The question that occurred to me is how similar are dogs and humans precisely where oncogenic mutations happen in human. Dogs get cancer too -- I've known two dogs lost to cancer -- but of course their pattern of environmental insults is likely to be different. But how different are the actual hotspots for mutations? In other words, can we expect to see the same oncogenic mutations in dogs as humans or do species-specific differences prevent this?
So I pulled a mutation table out of one of the TCGA solid tumor publications and slurped out all missense or nonsense mutations with 10 or more occurrences (an arbitrary cutoff). That gave me 64 different recurrent mutations (with 45 positions represented total), which included a lot of familiar faces: APC and BRAF and IDH1/2 and KRAS and others. I aligned those proteins to dog and pulled out the human and dog codons. Ran into my first snag there -- the table used Ensembl transcripts without version numbers and that accession for BRAF now has a bizarre 40 amino acid insertion in it (which is, NOT COOL to have a protein translation change wildly between accession versions). Once a hack was put in for that, I had my 45 codon pairs mapped.
Three quarters -- 34/45 (76%) of the codons are the same. There are two cases in which the amino acid in dog is different than human -- both in ZNF814 and both non-conservative changes of Asp to Gly -- curiously both positions have Asp to Glu mutations in TCGA, which might be conservative. So maybe those aren't real.

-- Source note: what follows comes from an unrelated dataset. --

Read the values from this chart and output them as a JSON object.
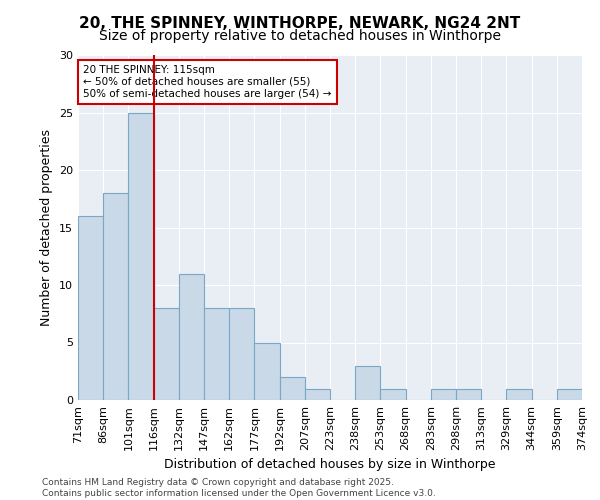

That leaves 9 cases where a different synonymous codon is used in dog than the one in human. The original idea was to look for cases in which codon choice might change the available amino acids by a single mutation. There are two cases in which the human codon can be mutated in one step to the stop codon seen in the TCGA data but the dog codon cannot . CDKN2A has R58 and R80 encoded by CGA but in both cases they are CGC codons in dog. So human can mutate by transition to TGA but dog cannot.
The one other codon choice which might alter dog mutation spectra is at TP53 codon 273: it is CGG (Arg) in human which can go to TGG Trp; the dog AGG could also mutated to Trp but that is now a transversion rather than a transition, so less likely.
All the other cases cover cases where the third position is neutral with respect to which amino acid: PIK3CA Arg 88 mutates to Gln, and that's just as probable with human CGA as dog CGG. EGFR Gly 553 mutates to Val; that's unaffected by the choice of third position nucleotide.
This, of course, covers only a limited amount of the possible ways differences in the local sequence environment might influence mutation. I also didn't attempt to look at multi-amino acid changes such as the recurrent activating in-frame deletions in EGFR.
I could imagine this approach being developed into an exercise for mid-level bioinformatics students. The tools involved aren't particularly difficult and the concept is straightforward, making it a useful teaching exercise. One could imagine assigning different non-human organisms to different students to analyze, enabling the class to see how phylogenetic distance is reflected in a specific biological context.
I will sign off now, having woven a small tale -- I had hoped to find a warp in codon usage in creatures that woof, but it turns out that dog won't hunt.